13. Negative assertions
Playwright supports inverse conditions via .not.
Example:
await expect(page.locator('#error')).not.toBeVisible();
await expect(page.locator('#loading')).not.toHaveText('Loading...');
14. Best practices for assertions
- Use locator-based assertions instead of
page.evaluate()for reliability. - Avoid
waitForTimeout(), Playwright auto-waits for you. - Use specific matchers (
toHaveText,toBeVisible) over generic ones. - Prefer soft assertions when testing multiple independent UI parts.
- Group related assertions for better readability.
- Always assert after every major user action, not just at the end.
15. Debugging assertion failures
When an assertion fails, Playwright provides detailed error messages, including expected vs. actual values.
Use the following tools to debug further:
- Trace Viewer:
npx playwright show-trace trace.zip - Debug mode:
npx playwright test --debug - Screenshot on failure: Enable in config:
use: { screenshot: 'only-on-failure' }
Exercise
Task 1: Write a test that checks the page title and URL.
Task 2: Verify an element is visible and enabled before clicking.
Task 3: Assert that an API returns the expected JSON data.
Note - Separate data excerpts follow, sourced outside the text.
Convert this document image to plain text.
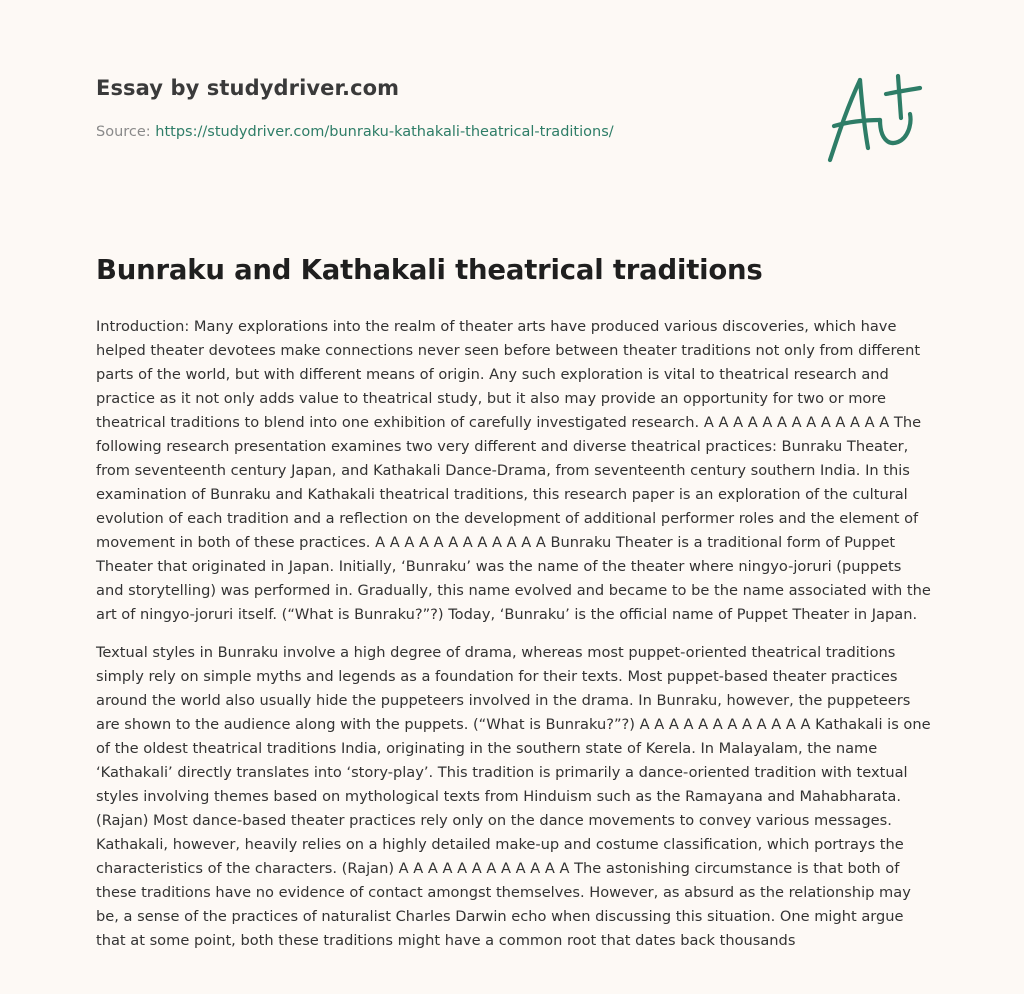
Essay by studydriver.com
Source: https://studydriver.com/bunraku-kathakali-theatrical-traditions/
Bunraku and Kathakali theatrical traditions

Introduction: Many explorations into the realm of theater arts have produced various discoveries, which have helped theater devotees make connections never seen before between theater traditions not only from different parts of the world, but with different means of origin. Any such exploration is vital to theatrical research and practice as it not only adds value to theatrical study, but it also may provide an opportunity for two or more theatrical traditions to blend into one exhibition of carefully investigated research. A A A A A A A A A A A A A The following research presentation examines two very different and diverse theatrical practices: Bunraku Theater, from seventeenth century Japan, and Kathakali Dance-Drama, from seventeenth century southern India. In this examination of Bunraku and Kathakali theatrical traditions, this research paper is an exploration of the cultural evolution of each tradition and a reflection on the development of additional performer roles and the element of movement in both of these practices. A A A A A A A A A A A A Bunraku Theater is a traditional form of Puppet Theater that originated in Japan. Initially, ‘Bunraku’ was the name of the theater where ningyo-joruri (puppets and storytelling) was performed in. Gradually, this name evolved and became to be the name associated with the art of ningyo-joruri itself. (“What is Bunraku?”?) Today, ‘Bunraku’ is the official name of Puppet Theater in Japan.

Textual styles in Bunraku involve a high degree of drama, whereas most puppet-oriented theatrical traditions simply rely on simple myths and legends as a foundation for their texts. Most puppet-based theater practices around the world also usually hide the puppeteers involved in the drama. In Bunraku, however, the puppeteers are shown to the audience along with the puppets. (“What is Bunraku?”?) A A A A A A A A A A A A Kathakali is one of the oldest theatrical traditions India, originating in the southern state of Kerela. In Malayalam, the name ‘Kathakali’ directly translates into ‘story-play’. This tradition is primarily a dance-oriented tradition with textual styles involving themes based on mythological texts from Hinduism such as the Ramayana and Mahabharata. (Rajan) Most dance-based theater practices rely only on the dance movements to convey various messages. Kathakali, however, heavily relies on a highly detailed make-up and costume classification, which portrays the characteristics of the characters. (Rajan) A A A A A A A A A A A A The astonishing circumstance is that both of these traditions have no evidence of contact amongst themselves. However, as absurd as the relationship may be, a sense of the practices of naturalist Charles Darwin echo when discussing this situation. One might argue that at some point, both these traditions might have a common root that dates back thousands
Task 4: Use soft assertions to check multiple UI sections.
Bonus: Write a custom assertion that checks whether a value is even.
Cheat Sheet
| Type | Assertion | Example |
| Visibility | toBeVisible() | await expect(locator).toBeVisible() |
| Text | toHaveText() | await expect(locator).toHaveText('Done') |
| Attribute | toHaveAttribute() | await expect(locator).toHaveAttribute('type', 'email') |
| URL | toHaveURL() | await expect(page).toHaveURL(/dashboard/) |
| Title | toHaveTitle() | await expect(page).toHaveTitle(/Playwright/) |
| Count | toHaveCount(n) | await expect(locator).toHaveCount(3) |
| Value | toHaveValue() | await expect(locator).toHaveValue('test@example.com') |
| Negative | .not | await expect(locator).not.toBeVisible() |
| Soft | soft.expect() | Continue after failed assertions |
| Retry | toPass() | Retries assertion until it passes |
Summary
In this chapter, you learned how to:
- Use Playwright’s
expectAPI for reliable, auto-retrying assertions. - Validate visibility, text, attributes, and URLs.
- Work with soft assertions and retries.
- Assert API and JSON data.
- Create custom assertions for flexible validation.
Assertions turn your Playwright tests from mere interactions into powerful, trustworthy verifications. Mastering them ensures your tests provide real confidence that your app works correctly.